Research by The University of Queensland has led to a new technique for mapping a “probable” one-metre inundation by 2100 allowing researchers to identify parts of the coastline most at risk. The work was published last week in the academic journal PLOS One.
Researcher Javier Leon Patino from UQ’s Global Change Institute is in discussions with coastal councils about applying the methodology.
“Rising sea levels could cause devastating flooding and erosion in coastal communities, doing damage worth billions of dollars,” Dr Leon said.
“This research will help protect existing developments, such as beachside towns, and will help plan more appropriately for future development.”
Current coastal planning was based on elevation information accurate to 20cm, he said.

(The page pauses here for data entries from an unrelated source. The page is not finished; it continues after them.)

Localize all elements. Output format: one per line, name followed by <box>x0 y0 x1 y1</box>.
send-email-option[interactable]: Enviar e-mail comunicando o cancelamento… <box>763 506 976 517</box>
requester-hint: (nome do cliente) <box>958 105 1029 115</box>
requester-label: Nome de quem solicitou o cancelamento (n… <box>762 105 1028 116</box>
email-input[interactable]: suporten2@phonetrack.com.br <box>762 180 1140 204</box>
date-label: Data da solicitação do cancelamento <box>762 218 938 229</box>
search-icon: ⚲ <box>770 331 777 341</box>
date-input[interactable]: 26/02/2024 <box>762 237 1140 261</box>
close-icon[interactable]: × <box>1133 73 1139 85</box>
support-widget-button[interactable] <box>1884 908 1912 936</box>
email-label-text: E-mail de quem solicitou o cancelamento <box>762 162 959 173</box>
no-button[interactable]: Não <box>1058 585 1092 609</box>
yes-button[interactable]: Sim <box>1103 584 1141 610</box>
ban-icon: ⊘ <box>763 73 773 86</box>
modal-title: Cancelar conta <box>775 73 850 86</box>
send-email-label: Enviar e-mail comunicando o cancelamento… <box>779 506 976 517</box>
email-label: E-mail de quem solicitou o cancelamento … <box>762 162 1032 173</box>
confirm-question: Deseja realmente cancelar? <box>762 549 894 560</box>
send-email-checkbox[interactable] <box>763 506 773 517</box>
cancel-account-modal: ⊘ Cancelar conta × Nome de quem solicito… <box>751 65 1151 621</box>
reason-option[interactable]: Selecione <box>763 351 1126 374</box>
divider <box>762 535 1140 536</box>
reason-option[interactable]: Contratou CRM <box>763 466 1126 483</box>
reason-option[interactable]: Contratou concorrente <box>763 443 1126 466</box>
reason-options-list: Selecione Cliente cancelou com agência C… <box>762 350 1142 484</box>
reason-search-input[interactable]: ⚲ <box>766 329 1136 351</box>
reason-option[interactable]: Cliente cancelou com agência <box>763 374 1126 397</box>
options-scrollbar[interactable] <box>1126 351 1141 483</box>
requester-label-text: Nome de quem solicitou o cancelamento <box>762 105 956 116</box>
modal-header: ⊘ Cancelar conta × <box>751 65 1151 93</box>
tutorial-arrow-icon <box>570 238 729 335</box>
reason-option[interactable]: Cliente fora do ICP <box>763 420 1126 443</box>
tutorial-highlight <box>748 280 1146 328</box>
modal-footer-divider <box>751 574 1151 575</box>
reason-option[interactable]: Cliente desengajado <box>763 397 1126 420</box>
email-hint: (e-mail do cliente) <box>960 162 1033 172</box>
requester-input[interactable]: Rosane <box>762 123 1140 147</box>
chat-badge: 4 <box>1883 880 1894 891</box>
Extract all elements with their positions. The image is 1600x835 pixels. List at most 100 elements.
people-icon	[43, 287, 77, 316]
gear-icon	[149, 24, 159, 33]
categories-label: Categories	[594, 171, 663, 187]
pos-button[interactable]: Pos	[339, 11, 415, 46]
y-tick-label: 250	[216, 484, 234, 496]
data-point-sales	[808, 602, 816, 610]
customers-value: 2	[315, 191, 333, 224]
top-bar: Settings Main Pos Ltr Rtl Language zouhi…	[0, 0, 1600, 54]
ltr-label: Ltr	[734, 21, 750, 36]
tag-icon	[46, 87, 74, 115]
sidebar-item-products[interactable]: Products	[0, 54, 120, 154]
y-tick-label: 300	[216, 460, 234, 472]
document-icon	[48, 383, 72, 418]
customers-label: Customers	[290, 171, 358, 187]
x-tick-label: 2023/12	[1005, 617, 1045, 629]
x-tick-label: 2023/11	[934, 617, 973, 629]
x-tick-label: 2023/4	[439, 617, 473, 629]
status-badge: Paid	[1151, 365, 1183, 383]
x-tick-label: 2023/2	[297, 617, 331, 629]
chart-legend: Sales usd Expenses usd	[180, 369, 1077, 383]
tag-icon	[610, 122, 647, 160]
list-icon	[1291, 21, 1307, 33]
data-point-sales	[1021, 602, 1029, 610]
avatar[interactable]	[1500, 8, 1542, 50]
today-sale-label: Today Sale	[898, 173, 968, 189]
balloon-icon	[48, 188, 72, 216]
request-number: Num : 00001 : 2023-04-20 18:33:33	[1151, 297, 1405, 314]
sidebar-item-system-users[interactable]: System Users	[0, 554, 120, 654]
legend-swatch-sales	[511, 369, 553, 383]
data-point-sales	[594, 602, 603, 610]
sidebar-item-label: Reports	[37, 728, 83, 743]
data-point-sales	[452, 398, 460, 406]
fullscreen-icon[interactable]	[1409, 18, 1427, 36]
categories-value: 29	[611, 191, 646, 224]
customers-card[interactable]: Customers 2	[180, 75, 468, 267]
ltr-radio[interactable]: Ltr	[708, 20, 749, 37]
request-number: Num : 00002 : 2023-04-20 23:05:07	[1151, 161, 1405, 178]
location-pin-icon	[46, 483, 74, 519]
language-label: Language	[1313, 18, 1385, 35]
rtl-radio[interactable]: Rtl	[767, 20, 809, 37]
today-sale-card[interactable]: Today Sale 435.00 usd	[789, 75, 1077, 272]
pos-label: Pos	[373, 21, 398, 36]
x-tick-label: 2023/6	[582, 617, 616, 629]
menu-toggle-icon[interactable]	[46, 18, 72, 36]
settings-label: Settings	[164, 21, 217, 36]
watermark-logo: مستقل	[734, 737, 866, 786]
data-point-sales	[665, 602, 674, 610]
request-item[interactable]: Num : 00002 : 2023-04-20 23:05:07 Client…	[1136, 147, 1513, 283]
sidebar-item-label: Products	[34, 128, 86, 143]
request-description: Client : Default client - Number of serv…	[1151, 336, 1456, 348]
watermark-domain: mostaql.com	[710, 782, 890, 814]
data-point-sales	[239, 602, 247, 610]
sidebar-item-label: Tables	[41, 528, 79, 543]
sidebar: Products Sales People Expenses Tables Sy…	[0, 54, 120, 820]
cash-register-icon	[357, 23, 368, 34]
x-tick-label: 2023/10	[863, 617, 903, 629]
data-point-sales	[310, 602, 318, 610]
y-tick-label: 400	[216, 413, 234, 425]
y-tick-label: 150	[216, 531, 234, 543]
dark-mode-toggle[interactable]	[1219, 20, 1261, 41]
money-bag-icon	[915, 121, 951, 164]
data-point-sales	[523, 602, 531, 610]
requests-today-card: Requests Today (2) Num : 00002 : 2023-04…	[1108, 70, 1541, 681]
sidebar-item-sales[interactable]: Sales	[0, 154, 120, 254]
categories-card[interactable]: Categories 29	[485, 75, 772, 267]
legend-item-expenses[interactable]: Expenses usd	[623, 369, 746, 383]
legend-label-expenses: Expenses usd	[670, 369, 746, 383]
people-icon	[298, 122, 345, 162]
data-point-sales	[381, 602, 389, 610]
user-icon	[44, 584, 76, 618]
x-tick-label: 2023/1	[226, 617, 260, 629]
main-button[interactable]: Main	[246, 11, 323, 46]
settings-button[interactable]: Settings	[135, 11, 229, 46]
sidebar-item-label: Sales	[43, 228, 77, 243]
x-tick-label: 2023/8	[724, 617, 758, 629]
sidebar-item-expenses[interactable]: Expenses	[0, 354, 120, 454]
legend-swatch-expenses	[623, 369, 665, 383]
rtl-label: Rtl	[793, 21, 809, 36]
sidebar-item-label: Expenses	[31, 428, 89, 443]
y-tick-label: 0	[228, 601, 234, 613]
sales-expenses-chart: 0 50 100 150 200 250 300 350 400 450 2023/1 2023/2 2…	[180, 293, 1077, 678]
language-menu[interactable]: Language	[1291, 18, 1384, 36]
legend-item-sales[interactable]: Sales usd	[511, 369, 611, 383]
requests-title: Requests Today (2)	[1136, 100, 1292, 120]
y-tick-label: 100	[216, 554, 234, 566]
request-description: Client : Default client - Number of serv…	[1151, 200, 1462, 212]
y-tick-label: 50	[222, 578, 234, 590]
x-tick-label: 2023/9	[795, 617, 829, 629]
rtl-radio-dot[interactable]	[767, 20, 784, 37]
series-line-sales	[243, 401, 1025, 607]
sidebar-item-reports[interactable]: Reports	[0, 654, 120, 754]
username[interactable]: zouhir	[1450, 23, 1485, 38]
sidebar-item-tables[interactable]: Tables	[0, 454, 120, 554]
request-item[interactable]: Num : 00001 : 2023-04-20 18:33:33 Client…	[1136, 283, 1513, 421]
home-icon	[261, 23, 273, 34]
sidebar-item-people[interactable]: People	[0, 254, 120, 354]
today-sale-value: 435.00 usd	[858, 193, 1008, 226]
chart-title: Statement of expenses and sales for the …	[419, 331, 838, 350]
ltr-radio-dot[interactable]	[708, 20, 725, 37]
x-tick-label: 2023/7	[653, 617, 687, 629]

“This is a significant margin of error and makes decisions around future developments difficult and dangerous,” Dr Leon said.
“Working from imprecise information could give communities a false sense of security when in fact their neighbourhood may be at risk.
“There are significant implications for real estate values and coastal planning.”
Dr Leon said the new approach would further assist in decision-making processes by determining the probability of inundation not just with sea level rise, but also during events such as storm surges.
“It’s similar to weather forecasters giving the probability of rain,” he said.
More than 75 per cent of Australians and 10 per cent of the global population live near a coast.
“Improving the accuracy of mapping coastal inundation is the first line of defence in protecting our land and developments from the impact of a changing climate,” Dr Leon said.
A Climate Council released report earlier this month estimated that $200 billion of Australian infrastructure was at risk from rising sea levels due to climate change.